Leshan Xu, University of California, Santa Barbara

Biography

Leshan Xu is a PhD student in the Economics Department at UC Santa Barbara. He received his Bachelor's degree from UC Santa Barbara in 2022. His research focuses on behavioral and experimental economics, with particular emphasis on decision-making under uncertainty and belief formation. Leshan's current work examines the axiomatic foundations of revealed preference theory and its applications to ambiguity aversion. He is advised by Professor Ignacio Esponda.

Title

“Forecast Errors and Forecast Sufficiency Under Ambiguity” (Paper 1) and “When Do Revealed Beliefs Exist? Axioms and Tests” (Paper 2), Leshan Xu

Abstract

“Forecast Errors and Forecast Sufficiency Under Ambiguity”

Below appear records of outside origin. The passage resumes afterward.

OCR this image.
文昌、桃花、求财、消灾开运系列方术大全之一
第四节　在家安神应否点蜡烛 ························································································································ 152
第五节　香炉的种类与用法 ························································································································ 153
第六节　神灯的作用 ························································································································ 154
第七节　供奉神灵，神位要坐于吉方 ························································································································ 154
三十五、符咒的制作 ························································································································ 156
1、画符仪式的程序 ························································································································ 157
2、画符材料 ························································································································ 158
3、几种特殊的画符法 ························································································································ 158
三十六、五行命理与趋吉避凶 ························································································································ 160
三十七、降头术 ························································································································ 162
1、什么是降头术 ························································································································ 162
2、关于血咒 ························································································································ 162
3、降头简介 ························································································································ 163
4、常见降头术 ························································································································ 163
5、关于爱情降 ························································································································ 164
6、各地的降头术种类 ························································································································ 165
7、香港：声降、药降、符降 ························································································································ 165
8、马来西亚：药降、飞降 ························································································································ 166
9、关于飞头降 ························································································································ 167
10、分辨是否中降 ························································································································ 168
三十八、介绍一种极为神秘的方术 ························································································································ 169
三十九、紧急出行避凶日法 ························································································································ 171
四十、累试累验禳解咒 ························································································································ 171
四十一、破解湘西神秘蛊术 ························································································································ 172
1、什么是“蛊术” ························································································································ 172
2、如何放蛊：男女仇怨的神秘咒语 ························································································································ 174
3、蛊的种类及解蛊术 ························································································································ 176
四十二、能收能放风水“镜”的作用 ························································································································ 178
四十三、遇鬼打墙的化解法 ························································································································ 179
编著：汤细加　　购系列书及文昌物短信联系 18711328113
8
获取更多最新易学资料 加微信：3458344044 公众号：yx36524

We propose forecast sufficiency as a principle of decision-making under uncertainty: once a person forms a probability forecast, behavior should depend only on that forecast---not on how it was formed. This principle is central to many economic models but has rarely been tested directly. We design an experiment with Risk and Ambiguity treatments and elicit subjective forecasts, enabling us to distinguish belief formation from belief use. We find that forecast sufficiency fails: individuals act differently when a probability is known (Risk) versus when it is forecasted to be the same (Ambiguity). This failure explains about half of the behavioral gap between the two treatments. However, once forecasts are corrected for base rate neglect, forecast sufficiency largely holds, so the observed behavior can be explained without invoking violations of the principle.

JEL Codes: C91, D81, D83

Title

“When Do Revealed Beliefs Exist? Axioms and Tests”

Abstract

We study when a decision maker's choices reveal a single subjective probability. In standard expected utility theory, we infer beliefs from choices—if someone prefers one act to another when both bet on an event, they act "as if" holding some probability p about that event. But does such a belief actually exist? We say a revealed belief exists when a single probability rationalizes all choices over acts contingent on an event, regardless of stakes. We show this requires a new axiom: stake-invariance, which requires that comparing an act to an objective lottery does not reverse when outcomes change. Together with standard axioms including weak order, statewise monotonicity, continuity, and lottery monotonicity, we prove that stake-invariance is necessary and sufficient for revealed beliefs to exist. We use our framework to classify ambiguity models. Maxmin expected utility, Choquet expected utility, and source theory satisfy our axioms and admit revealed beliefs. In contrast, smooth ambiguity preferences and variational preferences violate stake-invariance. Our results clarify which behavioral assumptions are embedded in different ambiguity theories and have implications for belief elicitation and welfare analysis.

JEL Codes: D81, D83

Event Details

Leshan will be presenting two papers for this Advancement to Candidacy, “Forecast Errors and Forecast Sufficiency Under Ambiguity” (Paper 1) and “When Do Revealed Beliefs Exist? Axioms and Tests” (Paper 2). To access the Advancement papers, you must have an active UCSB NetID and password.